Gayton public comments statement:

The Every Student Succeeds Act of December 2015 requires each state to intervene if a school is in the lowest performing 5 percent.

  1. With our rating — if 100 students were lined up, we would be #1, the lowest in the line.
  2. Three campuses earned ratings of 56 or 59 percent. How can you tell them that you know that they tried their best: False praise — trophy generation.
  3. Ask teachers how they think students will do on spring test. Do not ask the person whose job depends on those scores. They will tell you what you want to hear.
  4. Aides are pitifully paid — after insurance, some take home less than $400/month, for insurance with a $5,000 deductible.
  5. Bus drivers carry and deliver our precious children safely, through weather and road conditions, oil trucks playing chicken, other drivers passing a bus on the right. These everyday heroes have not had a raise in at least nine years.
  6. There is little Apache pride in the secondary schools. Many students consider only themselves, not their school. Schools and grounds are trashed. Football players quit before playoffs. Good players demean other players, so won’t even join the team, students do poorly at UIL believing that they can replace a disliked teacher.
  7. Behavior must be addressed. Behavior by students, parents and — occasionally — teachers. There must be a chain of command that is followed. Very few students can learn with constant interruption. And if there are no consequences, some will begin to wonder, why behave? The FOCUS program was the last behavior program to work. Until behavior improves, scores cannot.
  8. Money is spent on unneeded resources. Consult teachers. Ask what they need. Smaller class sizes, more electives, more aides, counselors to listen to kids — not to only be a test coordinator. The dynamic of a classroom is not told by a list of names on paper. Talk to teachers. Respect their knowledge and professionalism.

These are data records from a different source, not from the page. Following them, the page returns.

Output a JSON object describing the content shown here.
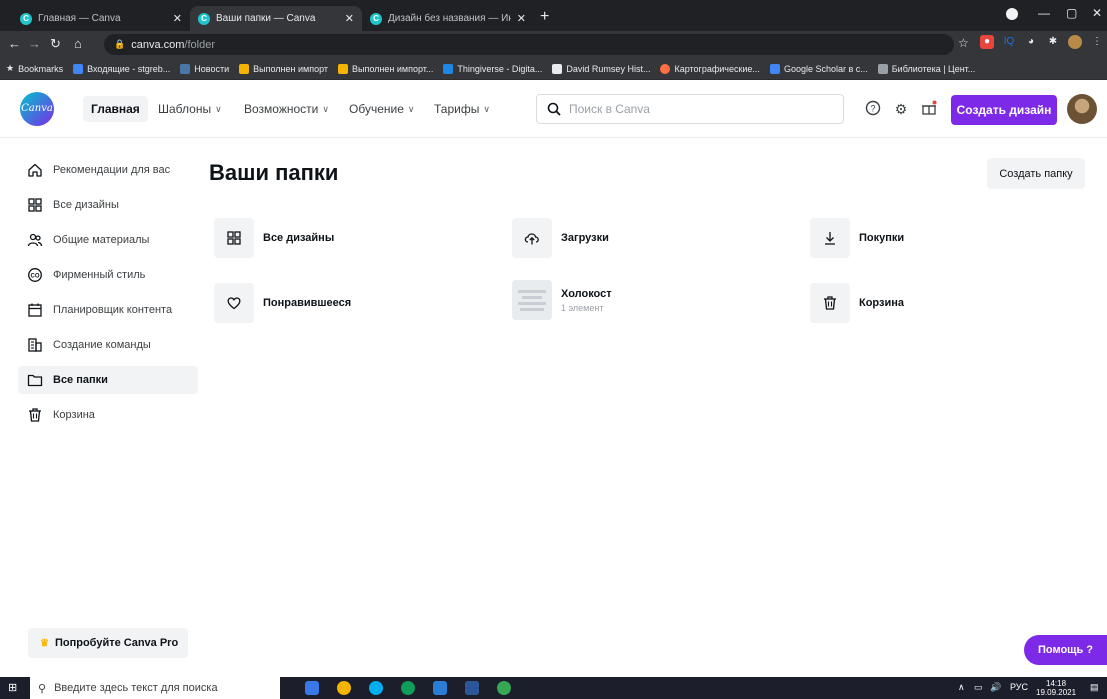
{
  "browser": {
    "tabs": [
      {
        "title": "Главная — Canva"
      },
      {
        "title": "Ваши папки — Canva"
      },
      {
        "title": "Дизайн без названия — Инфогр"
      }
    ],
    "url_host": "canva.com",
    "url_path": "/folder",
    "bookmarks": [
      {
        "label": "Bookmarks",
        "color": "#f1f3f4"
      },
      {
        "label": "Входящие - stgreb...",
        "color": "#4285f4"
      },
      {
        "label": "Новости",
        "color": "#4a76a8"
      },
      {
        "label": "Выполнен импорт",
        "color": "#f4b400"
      },
      {
        "label": "Выполнен импорт...",
        "color": "#f4b400"
      },
      {
        "label": "Thingiverse - Digita...",
        "color": "#1e88e5"
      },
      {
        "label": "David Rumsey Hist...",
        "color": "#e8eaed"
      },
      {
        "label": "Картографические...",
        "color": "#ff7043"
      },
      {
        "label": "Google Scholar в с...",
        "color": "#4285f4"
      },
      {
        "label": "Библиотека | Цент...",
        "color": "#9aa0a6"
      }
    ]
  },
  "header": {
    "logo": "Canva",
    "nav": [
      {
        "label": "Главная"
      },
      {
        "label": "Шаблоны"
      },
      {
        "label": "Возможности"
      },
      {
        "label": "Обучение"
      },
      {
        "label": "Тарифы"
      }
    ],
    "search_placeholder": "Поиск в Canva",
    "create_button": "Создать дизайн"
  },
  "sidebar": {
    "items": [
      {
        "label": "Рекомендации для вас",
        "icon": "home-icon"
      },
      {
        "label": "Все дизайны",
        "icon": "grid-icon"
      },
      {
        "label": "Общие материалы",
        "icon": "people-icon"
      },
      {
        "label": "Фирменный стиль",
        "icon": "brand-icon"
      },
      {
        "label": "Планировщик контента",
        "icon": "calendar-icon"
      },
      {
        "label": "Создание команды",
        "icon": "team-icon"
      },
      {
        "label": "Все папки",
        "icon": "folder-icon"
      },
      {
        "label": "Корзина",
        "icon": "trash-icon"
      }
    ],
    "try_pro": "Попробуйте Canva Pro"
  },
  "main": {
    "title": "Ваши папки",
    "create_folder": "Создать папку",
    "folders": [
      {
        "name": "Все дизайны",
        "icon": "grid-icon"
      },
      {
        "name": "Загрузки",
        "icon": "cloud-upload-icon"
      },
      {
        "name": "Покупки",
        "icon": "download-icon"
      },
      {
        "name": "Понравившееся",
        "icon": "heart-icon"
      },
      {
        "name": "Холокост",
        "count": "1 элемент",
        "icon": "folder-thumbnail"
      },
      {
        "name": "Корзина",
        "icon": "trash-icon"
      }
    ]
  },
  "help_button": "Помощь ?",
  "taskbar": {
    "search_placeholder": "Введите здесь текст для поиска",
    "lang": "РУС",
    "time": "14:18",
    "date": "19.09.2021"
  }
}
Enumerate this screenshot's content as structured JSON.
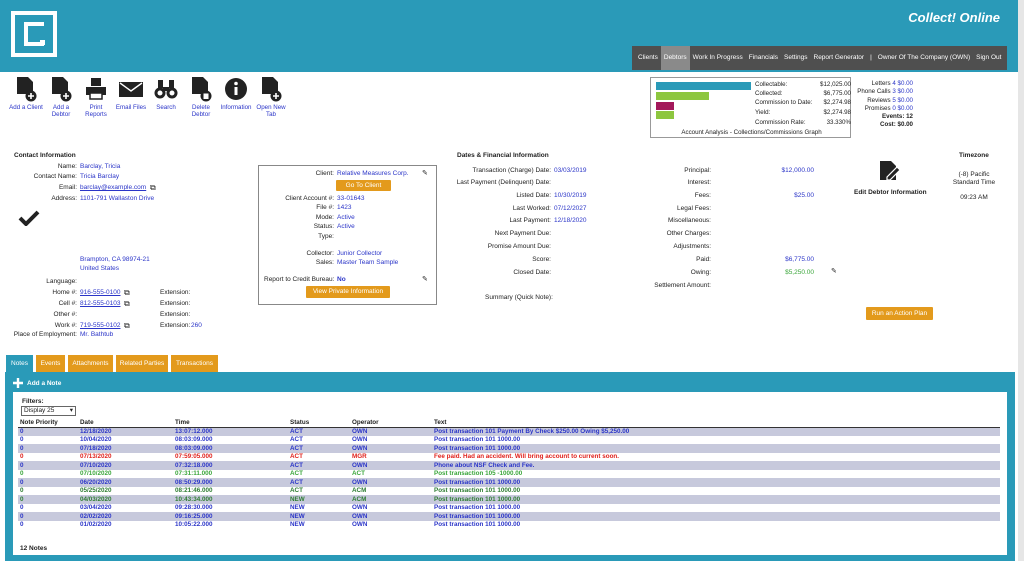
{
  "app": {
    "brand": "Collect! Online"
  },
  "topnav": [
    "Clients",
    "Debtors",
    "Work In Progress",
    "Financials",
    "Settings",
    "Report Generator",
    "|",
    "Owner Of The Company (OWN)",
    "Sign Out"
  ],
  "toolbar": [
    {
      "label": "Add a Client",
      "icon": "add-document-icon"
    },
    {
      "label": "Add a Debtor",
      "icon": "add-document-icon"
    },
    {
      "label": "Print Reports",
      "icon": "printer-icon"
    },
    {
      "label": "Email Files",
      "icon": "envelope-icon"
    },
    {
      "label": "Search",
      "icon": "binoculars-icon"
    },
    {
      "label": "Delete Debtor",
      "icon": "delete-document-icon"
    },
    {
      "label": "Information",
      "icon": "info-icon"
    },
    {
      "label": "Open New Tab",
      "icon": "add-document-icon"
    }
  ],
  "analysis": {
    "rows": [
      {
        "label": "Collectable:",
        "value": "$12,025.00"
      },
      {
        "label": "Collected:",
        "value": "$6,775.00"
      },
      {
        "label": "Commission to Date:",
        "value": "$2,274.98"
      },
      {
        "label": "Yield:",
        "value": "$2,274.98"
      },
      {
        "label": "Commission Rate:",
        "value": "33.330%"
      }
    ],
    "bars": [
      {
        "fraction": 1.0,
        "color": "#2a9ab8"
      },
      {
        "fraction": 0.563,
        "color": "#8dc63f"
      },
      {
        "fraction": 0.19,
        "color": "#a3195b"
      },
      {
        "fraction": 0.19,
        "color": "#8dc63f"
      }
    ],
    "caption": "Account Analysis - Collections/Commissions Graph"
  },
  "stats": {
    "letters": "Letters",
    "letters_n": "4",
    "letters_v": "$0.00",
    "calls": "Phone Calls",
    "calls_n": "3",
    "calls_v": "$0.00",
    "reviews": "Reviews",
    "reviews_n": "5",
    "reviews_v": "$0.00",
    "promises": "Promises",
    "promises_n": "0",
    "promises_v": "$0.00",
    "events": "Events: 12",
    "cost": "Cost: $0.00"
  },
  "contact": {
    "title": "Contact Information",
    "name_l": "Name:",
    "name": "Barclay, Tricia",
    "cname_l": "Contact Name:",
    "cname": "Tricia Barclay",
    "email_l": "Email:",
    "email": "barclay@example.com",
    "address_l": "Address:",
    "address": "1101-791 Wallaston Drive",
    "city": "Brampton, CA 98974-21",
    "country": "United States",
    "language_l": "Language:",
    "home_l": "Home #:",
    "home": "916-555-0100",
    "cell_l": "Cell #:",
    "cell": "812-555-0103",
    "other_l": "Other #:",
    "work_l": "Work #:",
    "work": "719-555-0102",
    "ext_l": "Extension:",
    "work_ext": "260",
    "employ_l": "Place of Employment:",
    "employ": "Mr. Bathtub"
  },
  "client": {
    "client_l": "Client:",
    "client": "Relative Measures Corp.",
    "goto": "Go To Client",
    "acct_l": "Client Account #:",
    "acct": "33-01643",
    "file_l": "File #:",
    "file": "1423",
    "mode_l": "Mode:",
    "mode": "Active",
    "status_l": "Status:",
    "status": "Active",
    "type_l": "Type:",
    "collector_l": "Collector:",
    "collector": "Junior Collector",
    "sales_l": "Sales:",
    "sales": "Master Team Sample",
    "report_l": "Report to Credit Bureau:",
    "report": "No",
    "private": "View Private Information"
  },
  "dates": {
    "title": "Dates & Financial Information",
    "rows": [
      {
        "label": "Transaction (Charge) Date:",
        "value": "03/03/2019"
      },
      {
        "label": "Last Payment (Delinquent) Date:",
        "value": ""
      },
      {
        "label": "Listed Date:",
        "value": "10/30/2019"
      },
      {
        "label": "Last Worked:",
        "value": "07/12/2027"
      },
      {
        "label": "Last Payment:",
        "value": "12/18/2020"
      },
      {
        "label": "Next Payment Due:",
        "value": ""
      },
      {
        "label": "Promise Amount Due:",
        "value": ""
      },
      {
        "label": "Score:",
        "value": ""
      },
      {
        "label": "Closed Date:",
        "value": ""
      }
    ],
    "summary_l": "Summary (Quick Note):"
  },
  "financial": {
    "rows": [
      {
        "label": "Principal:",
        "value": "$12,000.00"
      },
      {
        "label": "Interest:",
        "value": ""
      },
      {
        "label": "Fees:",
        "value": "$25.00"
      },
      {
        "label": "Legal Fees:",
        "value": ""
      },
      {
        "label": "Miscellaneous:",
        "value": ""
      },
      {
        "label": "Other Charges:",
        "value": ""
      },
      {
        "label": "Adjustments:",
        "value": ""
      },
      {
        "label": "Paid:",
        "value": "$6,775.00"
      },
      {
        "label": "Owing:",
        "value": "$5,250.00"
      },
      {
        "label": "Settlement Amount:",
        "value": ""
      }
    ]
  },
  "edit_debtor": "Edit Debtor Information",
  "action_plan": "Run an Action Plan",
  "timezone": {
    "title": "Timezone",
    "zone": "(-8) Pacific Standard Time",
    "time": "09:23 AM"
  },
  "tabs": [
    "Notes",
    "Events",
    "Attachments",
    "Related Parties",
    "Transactions"
  ],
  "notes": {
    "add": "Add a Note",
    "filters_l": "Filters:",
    "filter_value": "Display 25",
    "headers": [
      "Note Priority",
      "Date",
      "Time",
      "Status",
      "Operator",
      "Text"
    ],
    "rows": [
      [
        "0",
        "12/18/2020",
        "13:07:12.000",
        "ACT",
        "OWN",
        "Post transaction 101 Payment By Check $250.00 Owing $5,250.00"
      ],
      [
        "0",
        "10/04/2020",
        "08:03:09.000",
        "ACT",
        "OWN",
        "Post transaction 101 1000.00"
      ],
      [
        "0",
        "07/18/2020",
        "08:03:09.000",
        "ACT",
        "OWN",
        "Post transaction 101 1000.00"
      ],
      [
        "0",
        "07/13/2020",
        "07:59:05.000",
        "ACT",
        "MGR",
        "Fee paid. Had an accident. Will bring account to current soon."
      ],
      [
        "0",
        "07/10/2020",
        "07:32:18.000",
        "ACT",
        "OWN",
        "Phone about NSF Check and Fee."
      ],
      [
        "0",
        "07/10/2020",
        "07:31:11.000",
        "ACT",
        "ACT",
        "Post transaction 105 -1000.00"
      ],
      [
        "0",
        "06/20/2020",
        "08:50:29.000",
        "ACT",
        "OWN",
        "Post transaction 101 1000.00"
      ],
      [
        "0",
        "05/25/2020",
        "08:21:46.000",
        "ACT",
        "ACM",
        "Post transaction 101 1000.00"
      ],
      [
        "0",
        "04/03/2020",
        "10:43:34.000",
        "NEW",
        "ACM",
        "Post transaction 101 1000.00"
      ],
      [
        "0",
        "03/04/2020",
        "09:28:30.000",
        "NEW",
        "OWN",
        "Post transaction 101 1000.00"
      ],
      [
        "0",
        "02/02/2020",
        "09:16:25.000",
        "NEW",
        "OWN",
        "Post transaction 101 1000.00"
      ],
      [
        "0",
        "01/02/2020",
        "10:05:22.000",
        "NEW",
        "OWN",
        "Post transaction 101 1000.00"
      ]
    ],
    "row_colors": [
      "#2b35c8",
      "#2b35c8",
      "#2b35c8",
      "#e0201b",
      "#2b35c8",
      "#3aa63a",
      "#2b35c8",
      "#2e7d32",
      "#2e7d32",
      "#2b35c8",
      "#2b35c8",
      "#2b35c8"
    ],
    "count": "12 Notes"
  }
}
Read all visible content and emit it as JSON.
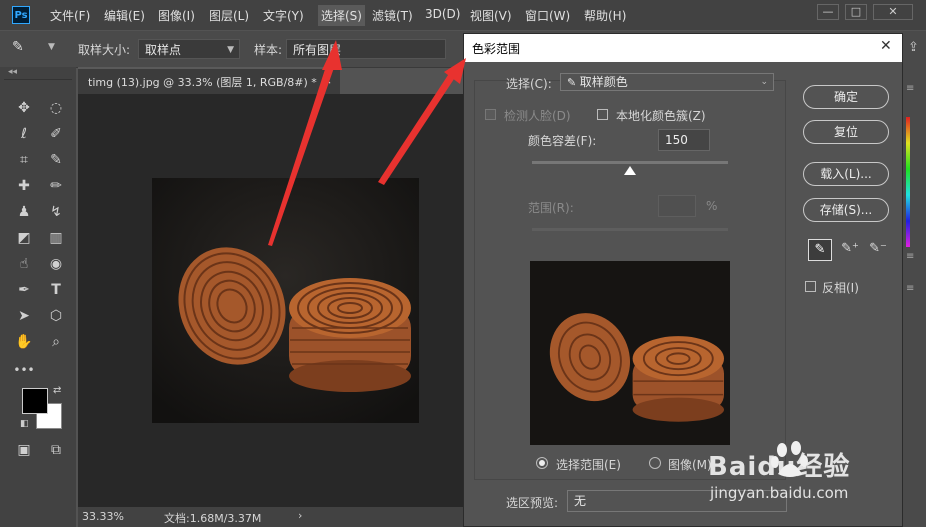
{
  "app": {
    "logo": "Ps"
  },
  "menu": [
    "文件(F)",
    "编辑(E)",
    "图像(I)",
    "图层(L)",
    "文字(Y)",
    "选择(S)",
    "滤镜(T)",
    "3D(D)",
    "视图(V)",
    "窗口(W)",
    "帮助(H)"
  ],
  "window_controls": {
    "minimize": "—",
    "maximize": "□",
    "close": "✕"
  },
  "options": {
    "sample_size_label": "取样大小:",
    "sample_size_value": "取样点",
    "sample_label": "样本:",
    "sample_value": "所有图层"
  },
  "document": {
    "tab_title": "timg (13).jpg @ 33.3% (图层 1, RGB/8#) *",
    "tab_close": "×",
    "zoom": "33.33%",
    "doc_size": "文档:1.68M/3.37M",
    "status_arrow": "›"
  },
  "dialog": {
    "title": "色彩范围",
    "select_label": "选择(C):",
    "select_value": "取样颜色",
    "detect_faces": "检测人脸(D)",
    "localized": "本地化颜色簇(Z)",
    "fuzziness_label": "颜色容差(F):",
    "fuzziness_value": "150",
    "fuzziness_level": 0.5,
    "range_label": "范围(R):",
    "range_value": "",
    "range_unit": "%",
    "radio_selection": "选择范围(E)",
    "radio_image": "图像(M)",
    "preview_label": "选区预览:",
    "preview_value": "无",
    "btn_ok": "确定",
    "btn_reset": "复位",
    "btn_load": "载入(L)...",
    "btn_save": "存储(S)...",
    "invert": "反相(I)"
  },
  "watermark": {
    "brand": "Baidu经验",
    "url": "jingyan.baidu.com"
  },
  "colors": {
    "accent_arrow": "#e8322f",
    "foreground": "#000000",
    "background": "#ffffff"
  }
}
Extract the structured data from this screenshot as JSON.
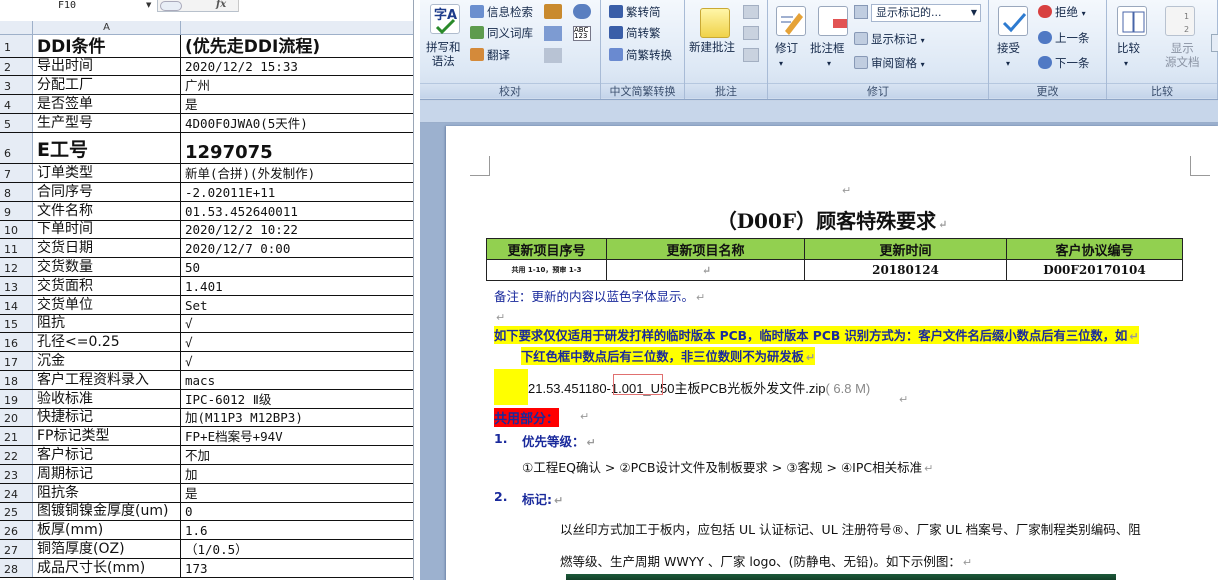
{
  "sheet": {
    "name_box": "F10",
    "formula_icon": "fx",
    "column_header": "A",
    "rows": [
      {
        "n": "1",
        "a": "DDI条件",
        "b": "(优先走DDI流程)",
        "size": "mid"
      },
      {
        "n": "2",
        "a": "导出时间",
        "b": "2020/12/2 15:33"
      },
      {
        "n": "3",
        "a": "分配工厂",
        "b": "广州"
      },
      {
        "n": "4",
        "a": "是否签单",
        "b": "是"
      },
      {
        "n": "5",
        "a": "生产型号",
        "b": "4D00F0JWA0(5天件)"
      },
      {
        "n": "6",
        "a": "E工号",
        "b": "1297075",
        "size": "big"
      },
      {
        "n": "7",
        "a": "订单类型",
        "b": "新单(合拼)(外发制作)"
      },
      {
        "n": "8",
        "a": "合同序号",
        "b": "-2.02011E+11"
      },
      {
        "n": "9",
        "a": "文件名称",
        "b": "01.53.452640011"
      },
      {
        "n": "10",
        "a": "下单时间",
        "b": "2020/12/2 10:22"
      },
      {
        "n": "11",
        "a": "交货日期",
        "b": "2020/12/7 0:00"
      },
      {
        "n": "12",
        "a": "交货数量",
        "b": "50"
      },
      {
        "n": "13",
        "a": "交货面积",
        "b": "1.401"
      },
      {
        "n": "14",
        "a": "交货单位",
        "b": "Set"
      },
      {
        "n": "15",
        "a": "阻抗",
        "b": "√"
      },
      {
        "n": "16",
        "a": "孔径<=0.25",
        "b": "√"
      },
      {
        "n": "17",
        "a": "沉金",
        "b": "√"
      },
      {
        "n": "18",
        "a": "客户工程资料录入",
        "b": "macs"
      },
      {
        "n": "19",
        "a": "验收标准",
        "b": "IPC-6012 Ⅱ级"
      },
      {
        "n": "20",
        "a": "快捷标记",
        "b": "加(M11P3 M12BP3)"
      },
      {
        "n": "21",
        "a": "FP标记类型",
        "b": "FP+E档案号+94V"
      },
      {
        "n": "22",
        "a": "客户标记",
        "b": "不加"
      },
      {
        "n": "23",
        "a": "周期标记",
        "b": "加"
      },
      {
        "n": "24",
        "a": "阻抗条",
        "b": "是"
      },
      {
        "n": "25",
        "a": "图镀铜镍金厚度(um)",
        "b": "0"
      },
      {
        "n": "26",
        "a": "板厚(mm)",
        "b": "1.6"
      },
      {
        "n": "27",
        "a": "铜箔厚度(OZ)",
        "b": "（1/0.5）"
      },
      {
        "n": "28",
        "a": "成品尺寸长(mm)",
        "b": "173"
      }
    ]
  },
  "ribbon": {
    "groups": {
      "proof": {
        "label": "校对",
        "spell": "拼写和\n语法",
        "research": "信息检索",
        "thesaurus": "同义词库",
        "translate": "翻译"
      },
      "chinese": {
        "label": "中文简繁转换",
        "to_simplified": "繁转简",
        "to_traditional": "简转繁",
        "conversion": "简繁转换"
      },
      "comments": {
        "label": "批注",
        "new_comment": "新建批注"
      },
      "tracking": {
        "label": "修订",
        "track": "修订",
        "balloons": "批注框",
        "display_combo": "显示标记的...",
        "show_markup": "显示标记",
        "reviewing_pane": "审阅窗格"
      },
      "changes": {
        "label": "更改",
        "accept": "接受",
        "reject": "拒绝",
        "previous": "上一条",
        "next": "下一条"
      },
      "compare": {
        "label": "比较",
        "compare": "比较",
        "show_source": "显示\n源文档"
      }
    }
  },
  "document": {
    "title": "（D00F）顾客特殊要求",
    "table": {
      "headers": [
        "更新项目序号",
        "更新项目名称",
        "更新时间",
        "客户协议编号"
      ],
      "row": [
        "共用 1-10，预审 1-3",
        "",
        "20180124",
        "D00F20170104"
      ]
    },
    "note": "备注：更新的内容以蓝色字体显示。",
    "requirement_line1": "如下要求仅仅适用于研发打样的临时版本 PCB，临时版本 PCB 识别方式为：客户文件名后缀小数点后有三位数，如",
    "requirement_line2": "下红色框中数点后有三位数，非三位数则不为研发板",
    "file_name": "21.53.451180-1.001_U50主板PCB光板外发文件.zip",
    "file_size": "( 6.8 M)",
    "section_common": "共用部分：",
    "item1_num": "1.",
    "item1_title": "优先等级：",
    "item1_body": "①工程EQ确认 > ②PCB设计文件及制板要求 > ③客规 > ④IPC相关标准",
    "item2_num": "2.",
    "item2_title": "标记:",
    "item2_body1": "以丝印方式加工于板内，应包括 UL 认证标记、UL 注册符号®、厂家 UL 档案号、厂家制程类别编码、阻",
    "item2_body2": "燃等级、生产周期 WWYY 、厂家 logo、(防静电、无铅)。如下示例图："
  }
}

I have not been contact at all to discuss any of these concerns. Why do you ask others how I know certain information, instead of asking me directly? Do you care about kids or are you only bothered by someone publicly asking questions?

I have been in the district for 15-16 years. I have a fairly good memory, and I’m fairly intelligent. I talk to people; students talk to me. I research, and I crunch data. Some problems are clearly visible. So ask.

Ask me. Ask teachers. Ask various community members. If you aren’t willing to do that, we need a new school board. At the least, we need term limits. The board should serve the schools, not “own” them.

I recently learned the word responsibility can be broken into two parts: response and ability. Do you have the ability to make the changes needed for GISD to prosper? If so, what will be your response to the situation?

As a post script: I recently was made aware by a community member that the current superintendent salary is not $190,000 but $199,000. If not true, and people are saying so, then you have a public perception problem. If true, and if given after the earned “F” rating; how could an increase be offered and how could it be accepted? Especially in light of other district salaries? Shame on you. Shame on you for so many decisions.